Your first solution is correct(you can find a proof here). The answer for a skewed tree with 6 vertices is actually 3(the comment in the link which says that the answer is 2 is wrong).
I have a class Graph with two lists types namely nodes and edges
I have a function
List<int> GetNodesInRange(Graph graph, int Range)
when I get these parameters I need an algorithm that will go through the graph and return the list of nodes only as deep (the level) as the range.
The algorithm should be able to accommodate large number of nodes and large ranges.
Atop this, should I use a similar function
List<int> GetNodesInRange(Graph graph, int Range, int selected)
I want to be able to search outwards from it, to the number of nodes outwards (range) specified.

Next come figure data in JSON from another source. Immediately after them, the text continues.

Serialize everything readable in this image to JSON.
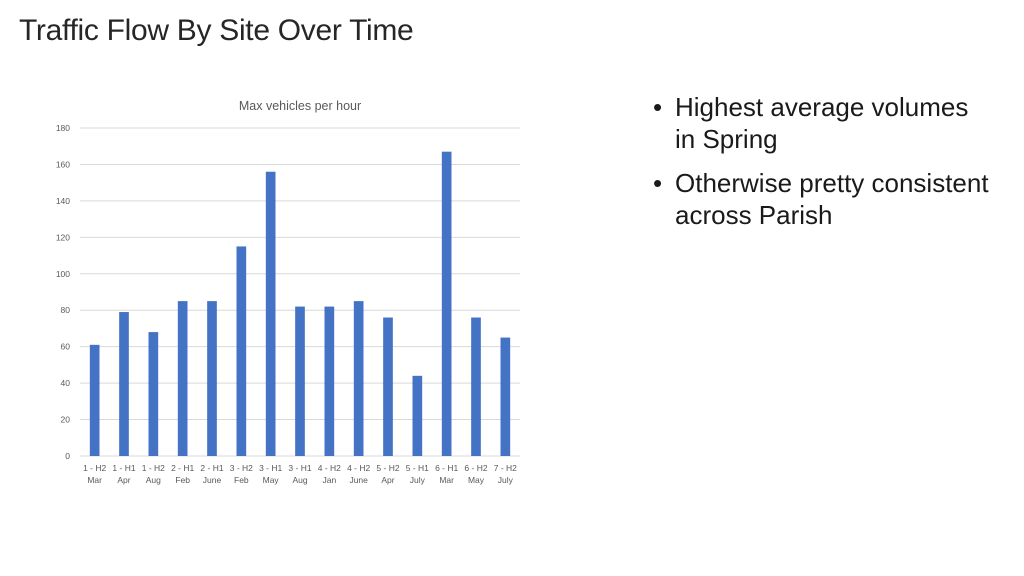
{
  "slide": {
    "title": "Traffic Flow By Site Over Time",
    "bullets": [
      "Highest average volumes in Spring",
      "Otherwise pretty consistent across Parish"
    ]
  },
  "chart_data": {
    "type": "bar",
    "title": "Max vehicles per hour",
    "xlabel": "",
    "ylabel": "",
    "ylim": [
      0,
      180
    ],
    "yticks": [
      0,
      20,
      40,
      60,
      80,
      100,
      120,
      140,
      160,
      180
    ],
    "grid": true,
    "categories": [
      [
        "1 - H2",
        "Mar"
      ],
      [
        "1 - H1",
        "Apr"
      ],
      [
        "1 - H2",
        "Aug"
      ],
      [
        "2 - H1",
        "Feb"
      ],
      [
        "2 - H1",
        "June"
      ],
      [
        "3 - H2",
        "Feb"
      ],
      [
        "3 - H1",
        "May"
      ],
      [
        "3 - H1",
        "Aug"
      ],
      [
        "4 - H2",
        "Jan"
      ],
      [
        "4 - H2",
        "June"
      ],
      [
        "5 - H2",
        "Apr"
      ],
      [
        "5 - H1",
        "July"
      ],
      [
        "6 - H1",
        "Mar"
      ],
      [
        "6 - H2",
        "May"
      ],
      [
        "7 - H2",
        "July"
      ]
    ],
    "values": [
      61,
      79,
      68,
      85,
      85,
      115,
      156,
      82,
      82,
      85,
      76,
      44,
      167,
      76,
      65
    ],
    "colors": {
      "bar": "#4472C4",
      "grid": "#D9D9D9",
      "text": "#595959"
    }
  }
}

alt text http://www.freeimagehosting.net/uploads/b110ccba58.png
So in the first function, should I pass the nodes and require a range of say 2, I expect the results to return the nodes shown in the blue box.
The other function, if I pass the nodes as in the graph with a range of 1 and it starts at node 5, I want it to return the list of nodes that satisfy this criteria (placed in the orange box)
What you need seems to be simply a depth-limited breadth-first search or depth-first search, with an option of ignoring edge directionality.
Here's a recursive definition that may help you:
I'm the only one of range 1 from myself.
I know who my immediate neighbors are.
If N > 1, then those of range N from myself are
The union of all that is of range N-1 from my neighbors
It should be a recursive function, that finds neighbours of the selected, then finds neighbours of each neighbour until range is 0. DFS search something like that:
List<int> GetNodesInRange(Graph graph, int Range, int selected){
var result = new List<int>();
result.Add( selected );
if (Range > 0){
foreach ( int neighbour in GetNeighbours( graph, selected ) ){
result.AddRange( GetNodesInRange(graph, Range-1, neighbour) );
}
}
return result;
}
You should also check for cycles, if they are possible. This code is for tree structure.
// get all the nodes that are within Range distance of the root node of graph
Set<int> GetNodesInRange(Graph graph, int Range)
{
Set<int> out = new Set<int>();
GetNodesInRange(graph.root, int Range, out);
return out;
}
// get all the nodes that are within Range successor distance of node
// accepted nodes are placed in out
void GetNodesInRange(Node node, int Range, Set<int> out)
{
boolean alreadyVisited = out.add(node.value);
if (alreadyVisited) return;
if (Range == 0) return;
// for each successor node
{
GetNodesInRange(successor, Range-1, out);
}
}
// get all the nodes that are within Range distance of selected node in graph
Set<int> GetNodesInRange(Graph graph, int Range, int selected)
{
Set<int> out = new Set<int>();
GetNodesInRange(graph, Range, selected, out);
return out;
}
// get all the nodes that are successors of node and within Range distance
// of selected node
// accepted nodes are placed in out
// returns distance to selected node
int GetNodesInRange(Node node, int Range, int selected, Set<int> out)
{
if (node.value == selected)
{
GetNodesInRange(node, Range-1, out);
return 1;
}
else
{
int shortestDistance = Range + 1;
// for each successor node
{
int distance = GetNodesInRange(successor, Range, selected, out);
if (distance < shortestDistance) shortestDistance = distance;
}
if (shortestDistance <= Range)
{
out.add(node.value);
}
return shortestDistance + 1;
}
}
I modified your requirements somewhat to return a Set rather than a List.
The GetNodesInRange(Graph, int, int) method will not handle graphs that contain cycles. This can be overcome by maintaining a collection of nodes that have already been visited. The GetNodesInRange(Graph, int) method makes use of the fact that the out set is a collection of visited nodes to overcome cycles.
Note: This has not been tested in any way.